On his second Middle East tour, Blinken first met with Egypt’s President Abdel Fattah al-Sisi before visiting Israeli Prime Minister Benjamin Netanyahu and urging him and Palestinian leaders “to take urgent steps to restore calm, to deescalate”.
“We want to make sure that there’s an environment in which we can, I hope, at some point, create the conditions where we can start to restore a sense of security for Israelis and Palestinians alike,” Washington’s top diplomat said Monday.
Israel’s occupation of the Palestinian territories has been ongoing for decades, resulting in an atmosphere of constant conflict between the two. However, the last few weeks have been marked by extraordinary tensions and deadly violence between Israelis and Palestinians.

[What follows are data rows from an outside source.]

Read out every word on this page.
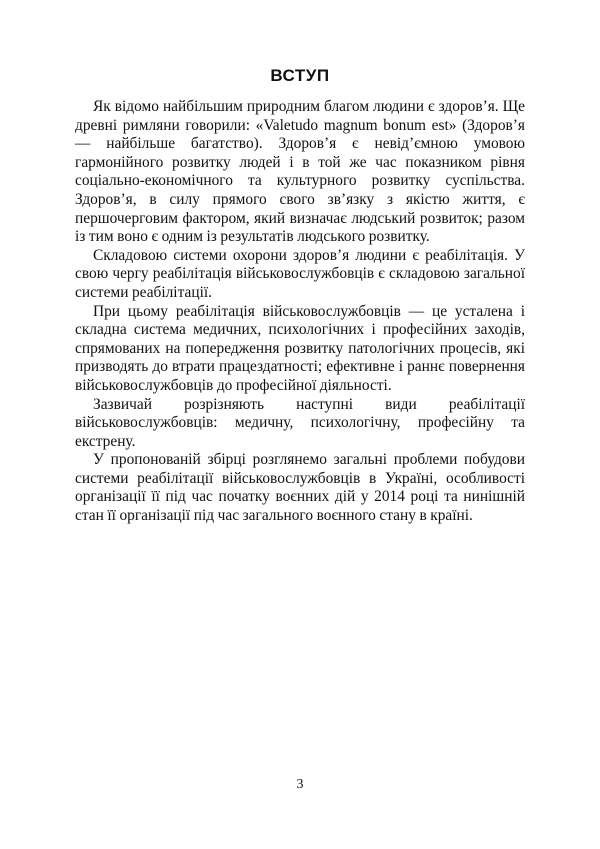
ВСТУП

Як відомо найбільшим природним благом людини є здоров’я. Ще древні римляни говорили: «Valetudo magnum bonum est» (Здоров’я — найбільше багатство). Здоров’я є невід’ємною умовою гармонійного розвитку людей і в той же час показником рівня соціально-економічного та культурного розвитку суспільства. Здоров’я, в силу прямого свого зв’язку з якістю життя, є першочерговим фактором, який визначає людський розвиток; разом із тим воно є одним із результатів людського розвитку.

Складовою системи охорони здоров’я людини є реабілітація. У свою чергу реабілітація військовослужбовців є складовою загальної системи реабілітації.

При цьому реабілітація військовослужбовців — це усталена і складна система медичних, психологічних і професійних заходів, спрямованих на попередження розвитку патологічних процесів, які призводять до втрати працездатності; ефективне і раннє повернення військовослужбовців до професійної діяльності.

Зазвичай розрізняють наступні види реабілітації військовослужбовців: медичну, психологічну, професійну та екстрену.

У пропонованій збірці розглянемо загальні проблеми побудови системи реабілітації військовослужбовців в Україні, особливості організації її під час початку воєнних дій у 2014 році та нинішній стан її організації під час загального воєнного стану в країні.

3
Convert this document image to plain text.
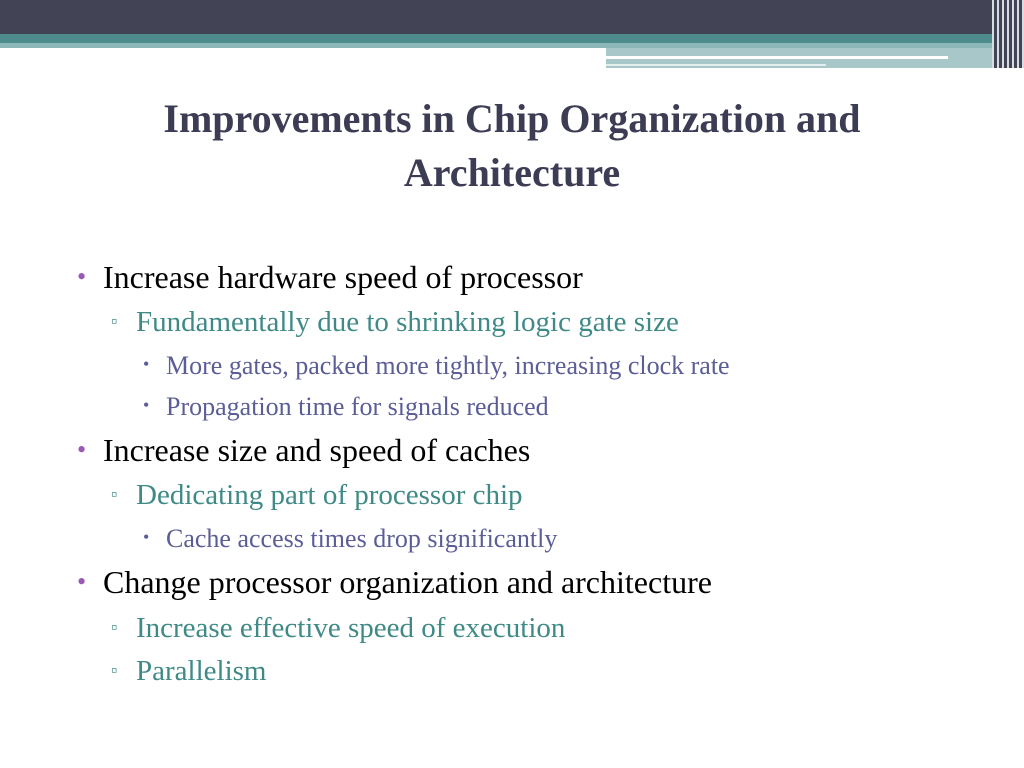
Improvements in Chip Organization and Architecture
• Increase hardware speed of processor
▫ Fundamentally due to shrinking logic gate size
• More gates, packed more tightly, increasing clock rate
• Propagation time for signals reduced
• Increase size and speed of caches
▫ Dedicating part of processor chip
• Cache access times drop significantly
• Change processor organization and architecture
▫ Increase effective speed of execution
▫ Parallelism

In the latest bloodshed that took place this Monday, Israeli forces killed a Palestinian driver in the West Bank. a few days before on Thursday, Israeli armed-to-the-teeth soldiers attacked the densely populated Jenin refugee camp, killing ten more Palestinians.
To put it in a nutshell, since the start of the year, which means in less than one month, the Israeli forces have claimed the lives of 35 Palestinian adults and children, mostly civilians. A day after the bloody attack on Jenin and in a retaliatory move, a young Palestinian gunman opened fire at Israelis and killed six. The attack happened outside the synagogue in an east Jerusalem settlement.

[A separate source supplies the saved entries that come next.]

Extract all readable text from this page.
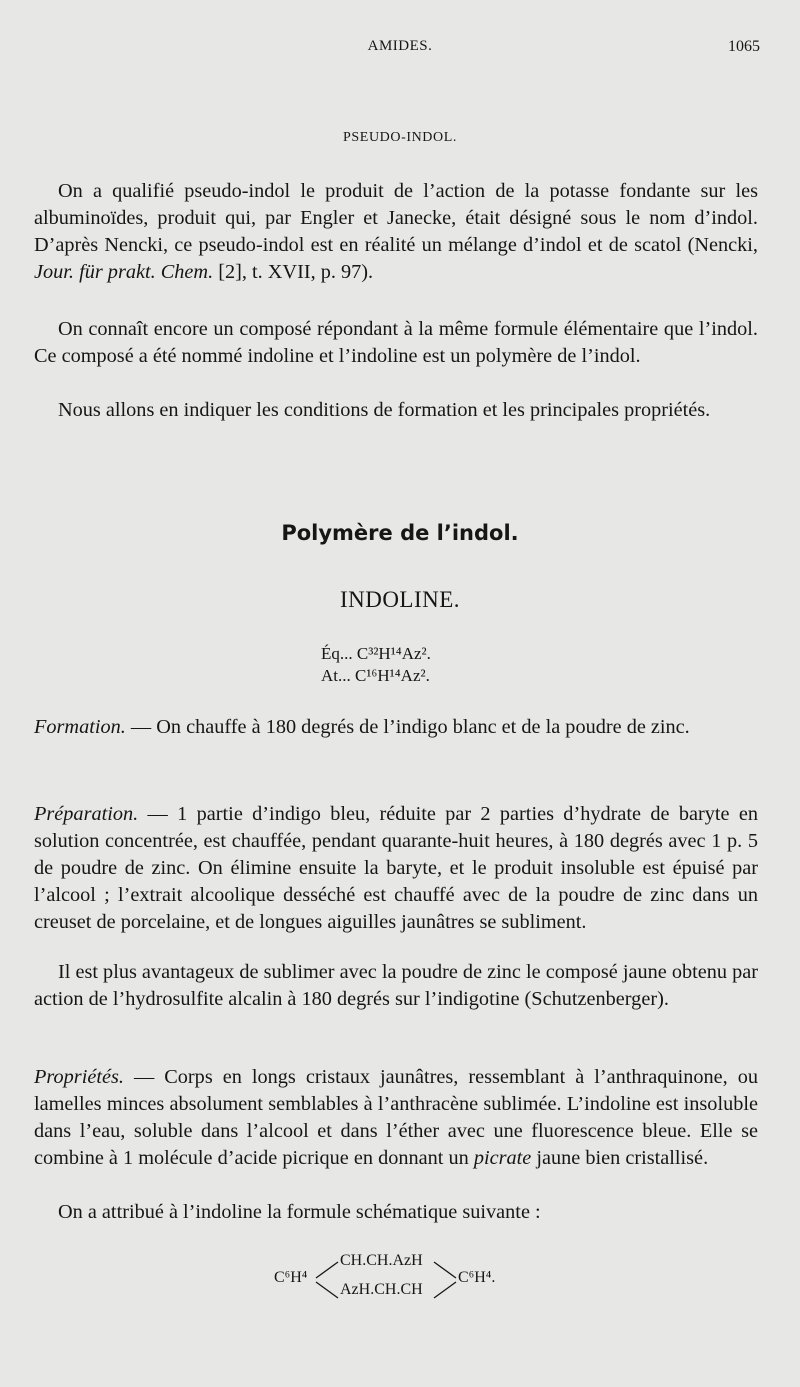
AMIDES.	1065
PSEUDO-INDOL.

On a qualifié pseudo-indol le produit de l’action de la potasse fondante sur les albuminoïdes, produit qui, par Engler et Janecke, était désigné sous le nom d’indol. D’après Nencki, ce pseudo-indol est en réalité un mélange d’indol et de scatol (Nencki, Jour. für prakt. Chem. [2], t. XVII, p. 97).

On connaît encore un composé répondant à la même formule élémentaire que l’indol. Ce composé a été nommé indoline et l’indoline est un polymère de l’indol.

Nous allons en indiquer les conditions de formation et les principales propriétés.

Polymère de l’indol.
INDOLINE.
Éq... C³²H¹⁴Az².
At... C¹⁶H¹⁴Az².

Formation. — On chauffe à 180 degrés de l’indigo blanc et de la poudre de zinc.

Préparation. — 1 partie d’indigo bleu, réduite par 2 parties d’hydrate de baryte en solution concentrée, est chauffée, pendant quarante-huit heures, à 180 degrés avec 1 p. 5 de poudre de zinc. On élimine ensuite la baryte, et le produit insoluble est épuisé par l’alcool ; l’extrait alcoolique desséché est chauffé avec de la poudre de zinc dans un creuset de porcelaine, et de longues aiguilles jaunâtres se subliment.

Il est plus avantageux de sublimer avec la poudre de zinc le composé jaune obtenu par action de l’hydrosulfite alcalin à 180 degrés sur l’indigotine (Schutzenberger).

Propriétés. — Corps en longs cristaux jaunâtres, ressemblant à l’anthraquinone, ou lamelles minces absolument semblables à l’anthracène sublimée. L’indoline est insoluble dans l’eau, soluble dans l’alcool et dans l’éther avec une fluorescence bleue. Elle se combine à 1 molécule d’acide picrique en donnant un picrate jaune bien cristallisé.

On a attribué à l’indoline la formule schématique suivante :

C⁶H⁴
CH.CH.AzH
AzH.CH.CH
C⁶H⁴.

US is only rhetorically supporting Palestine, experts say
Despite his pro-peace rhetoric and inviting both Israel and Palestine to deescalate tensions, when Blinken arrived in Israel, he first reiterated Washington’s longstanding positions on the conflict: an “ironclad” commitment to Tel Aviv, and then only invited the two sides to calm.
Almost everything that Blinken said during a joint news conference with Israeli Prime Minister Benjamin Netanyahu on Monday was an exact repetition of the statements that the previous State Department used to issue.
“The US administration views occasional eruptions of violence in Israel-Palestine as inconveniences to be managed while maintaining unconditional support for the Israeli government,” says George Bisharat, a professor at UC Hastings College of the Law in San Francisco, adding also that “from the United States’ point of view, let’s be real: They don’t give a damn about Palestinian lives.”
Since coming to power in the US, president Joe Biden has been continuously promising to center human rights in the core of his government’s foreign policy. However, his administration has only pushed to strengthen US support for Israel even despite the growing Israeli violence against Palestinians.
For this reason, a lot of human rights groups have accused the Biden administration of helping Israel in imposing a system of apartheid on Palestinians. Good to mention that Israel receives $3.8bn in US military aid annually, and Biden only increased this by more than $1bn last year.
“The Biden administration policy towards the Middle East in general, and Israel specifically, is premised on maintaining the status quo and supporting Israel,” says Annelle Sheline, a research fellow at the Quincy Institute for Responsible Statecraft, also adding that “I haven’t seen any inclination from anyone in the administration that they’re not siding with Israel and are looking for a fair way of dispute settlement between the two sides.”